Unveiling the emergency Budget in the House of Commons earlier today, George Osborne announced the one-year public sector pay freeze, due to start in April 2011, will now be extended to 2012.

This freeze will affect all staff earning more than £21,000, but the 1.7 million public servants earning less than this will get an extra £250 a year during the freeze.

From April 2011, the threshold at which employers start to pay National Insurance will also rise by £21 per week above indexation, while companies set up outside the South East will not have to pay National Insurance for the first 10 employees hired for the next three years.

The chancellor pledged this policy would benefit 400,000 businesses.

Osborne also announce the government would launch a new consultation on the phasing out of the Default Retirement Age, and would accelerate the increase in the State Pension Age to 66.

But welfare provisions came under attack, with lone parents faced with returning to work once their youngest child goes to school, or losing their income support benefits.

Currently, lone parents do not have to start looking for work until their youngest child reaches 10 years of age.

Those on Disability Living Allowances will also have to undergo medical assessments from 2013 to prove they are entitled to the benefit.

The government’s cuts to the welfare bill will lead to a saving of £11bn by 2014-15, Osborne insisted.

The banks were not exempt, either. The chancellor announced that from January 2011 there will be a bank levy, which will raise £2bn a year.

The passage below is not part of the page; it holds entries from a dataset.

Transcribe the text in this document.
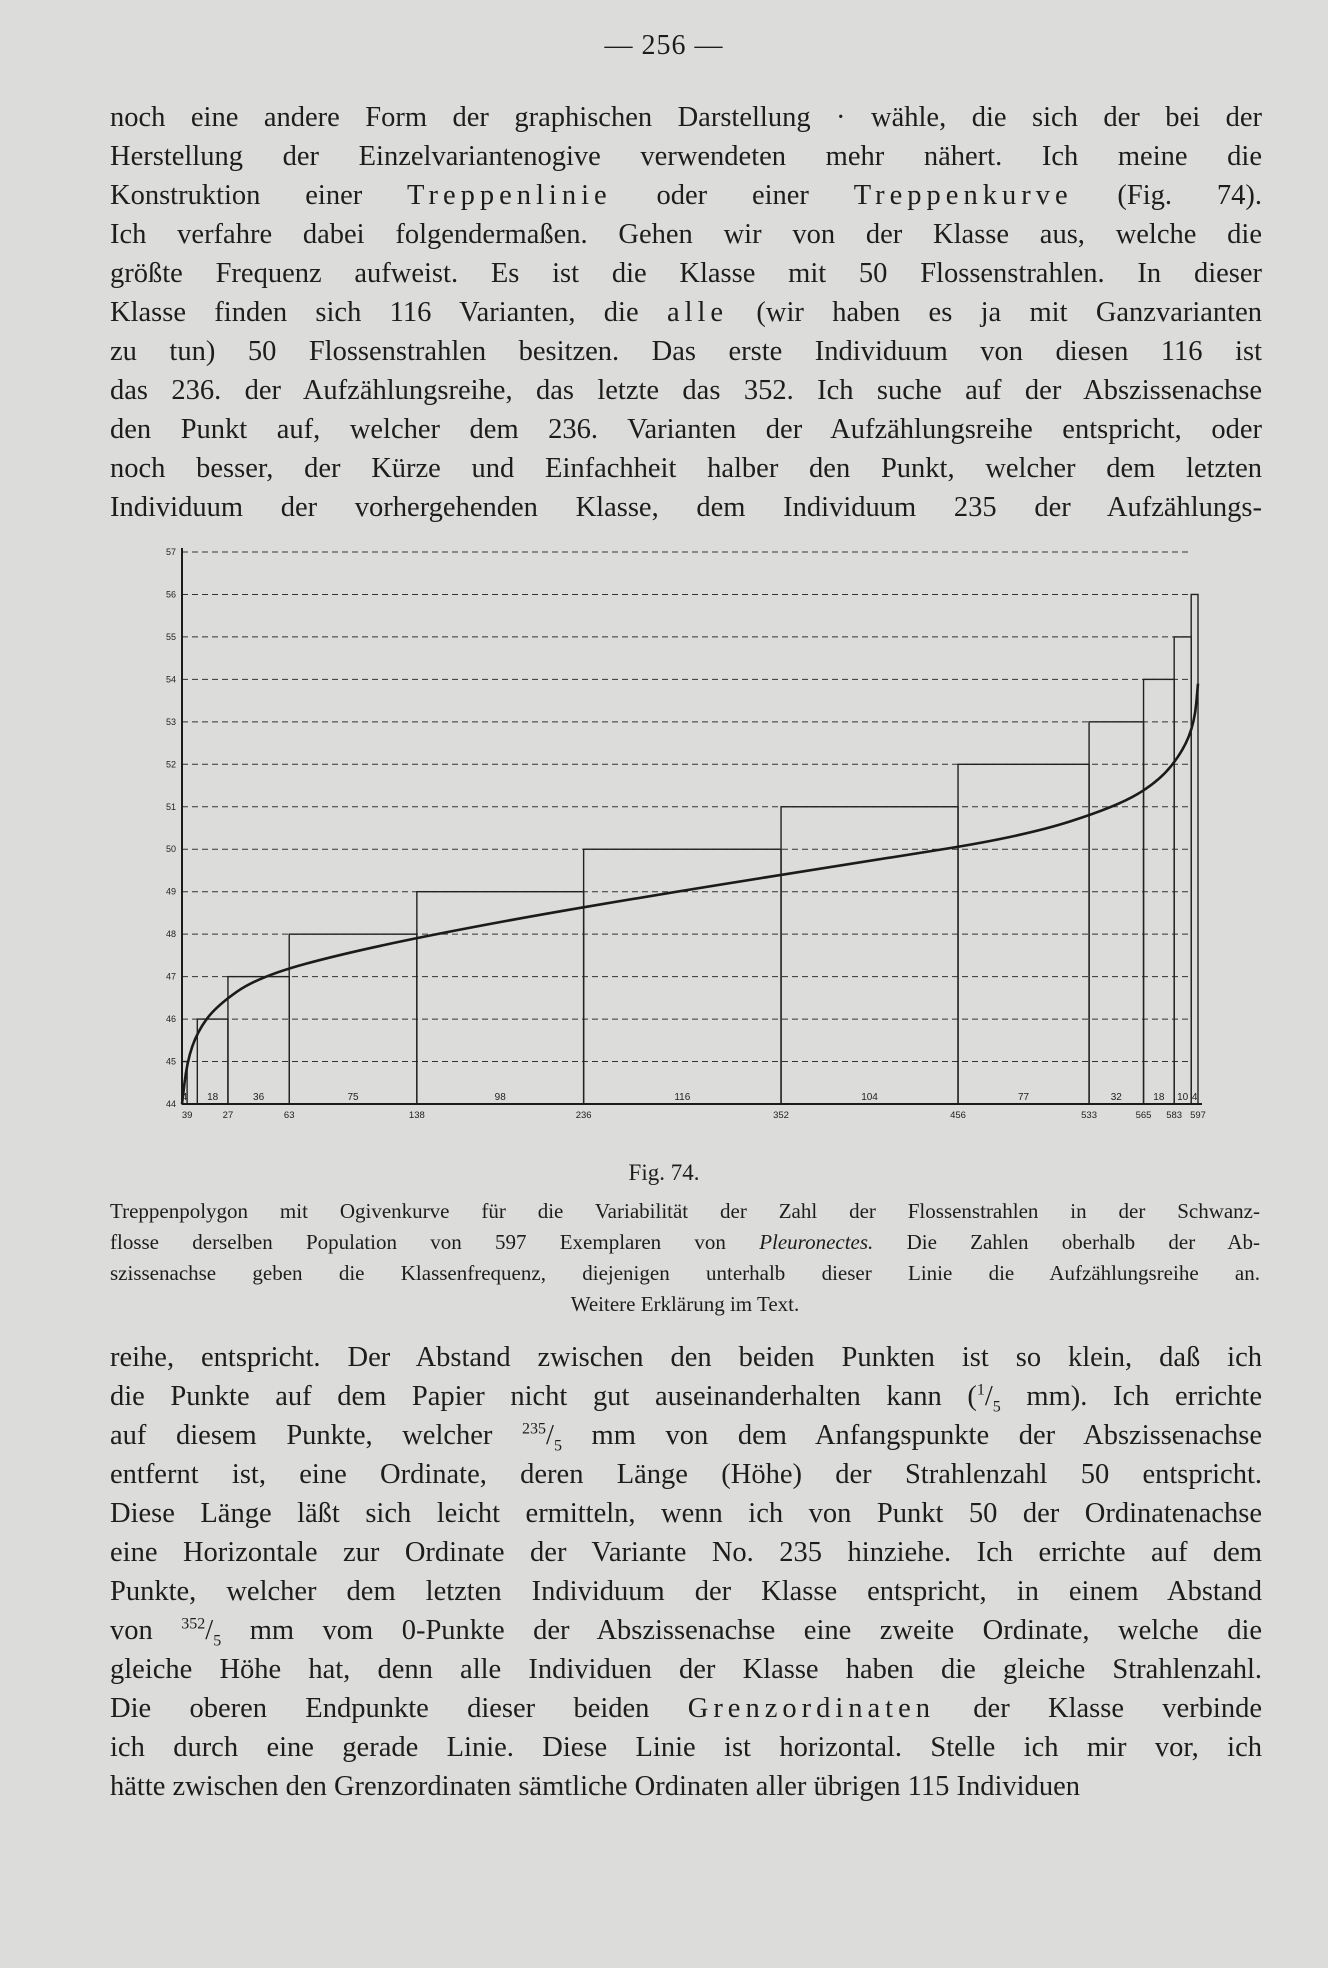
— 256 —
noch eine andere Form der graphischen Darstellung · wähle, die sich der bei der
Herstellung der Einzelvariantenogive verwendeten mehr nähert. Ich meine die
Konstruktion einer Treppenlinie oder einer Treppenkurve (Fig. 74).
Ich verfahre dabei folgendermaßen. Gehen wir von der Klasse aus, welche die
größte Frequenz aufweist. Es ist die Klasse mit 50 Flossenstrahlen. In dieser
Klasse finden sich 116 Varianten, die alle (wir haben es ja mit Ganzvarianten
zu tun) 50 Flossenstrahlen besitzen. Das erste Individuum von diesen 116 ist
das 236. der Aufzählungsreihe, das letzte das 352. Ich suche auf der Abszissenachse
den Punkt auf, welcher dem 236. Varianten der Aufzählungsreihe entspricht, oder
noch besser, der Kürze und Einfachheit halber den Punkt, welcher dem letzten
Individuum der vorhergehenden Klasse, dem Individuum 235 der Aufzählungs-
44
45
46
47
48
49
50
51
52
53
54
55
56
57
4 18	36	75	98	116	104	77	32	18 10 4
39	27	63	138	236	352	456	533	565 583 597
Fig. 74.
Treppenpolygon mit Ogivenkurve für die Variabilität der Zahl der Flossenstrahlen in der Schwanz-
flosse derselben Population von 597 Exemplaren von Pleuronectes. Die Zahlen oberhalb der Ab-
szissenachse geben die Klassenfrequenz, diejenigen unterhalb dieser Linie die Aufzählungsreihe an.
Weitere Erklärung im Text.
reihe, entspricht. Der Abstand zwischen den beiden Punkten ist so klein, daß ich
die Punkte auf dem Papier nicht gut auseinanderhalten kann ($^1/_5$ mm). Ich errichte
auf diesem Punkte, welcher $^{235}/_5$ mm von dem Anfangspunkte der Abszissenachse
entfernt ist, eine Ordinate, deren Länge (Höhe) der Strahlenzahl 50 entspricht.
Diese Länge läßt sich leicht ermitteln, wenn ich von Punkt 50 der Ordinatenachse
eine Horizontale zur Ordinate der Variante No. 235 hinziehe. Ich errichte auf dem
Punkte, welcher dem letzten Individuum der Klasse entspricht, in einem Abstand
von $^{352}/_5$ mm vom 0-Punkte der Abszissenachse eine zweite Ordinate, welche die
gleiche Höhe hat, denn alle Individuen der Klasse haben die gleiche Strahlenzahl.
Die oberen Endpunkte dieser beiden Grenzordinaten der Klasse verbinde
ich durch eine gerade Linie. Diese Linie ist horizontal. Stelle ich mir vor, ich
hätte zwischen den Grenzordinaten sämtliche Ordinaten aller übrigen 115 Individuen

Other taxes to rise include VAT, which will rise from 17.5% to 20% from 4 January, raising £13bn a year.

From April 2011, basic state pensions will also be re-linked with earnings.

Meanwhile, Osborne also announced that he expected the UK economy to grow by 1.2% this year and 2.3% next year, and rise further to 2.9% in 2013. But he warned by 2014 and 2015 growth would dip again to 2.7%.

HR professionals and experts contributing to Personnel Today’s live Budget blog said many of the announcements were “as expected”, but warned more cuts would come in the Comprehensive Spending Review in the autumn.

Roger Seifert, professor of industrial relations and HR management, said: “Generally it was much weaker on growth and business recovery than expected, but the attacks on welfare and jobs were expected.

“The real impact will be clear later when the government announces the detail of its plans for the public sector. It will be harder to manage public service workforces, it will be harder to deliver the current quality and quantity of public services, and it will lead to real unrest among public sector staff.”

Mervyn Dinnen of Courtenay HR consultancy, added the Budget was “very much as expected with a lot of benefits cut”, but he warned: “I still don’t see where the job creation will come from”.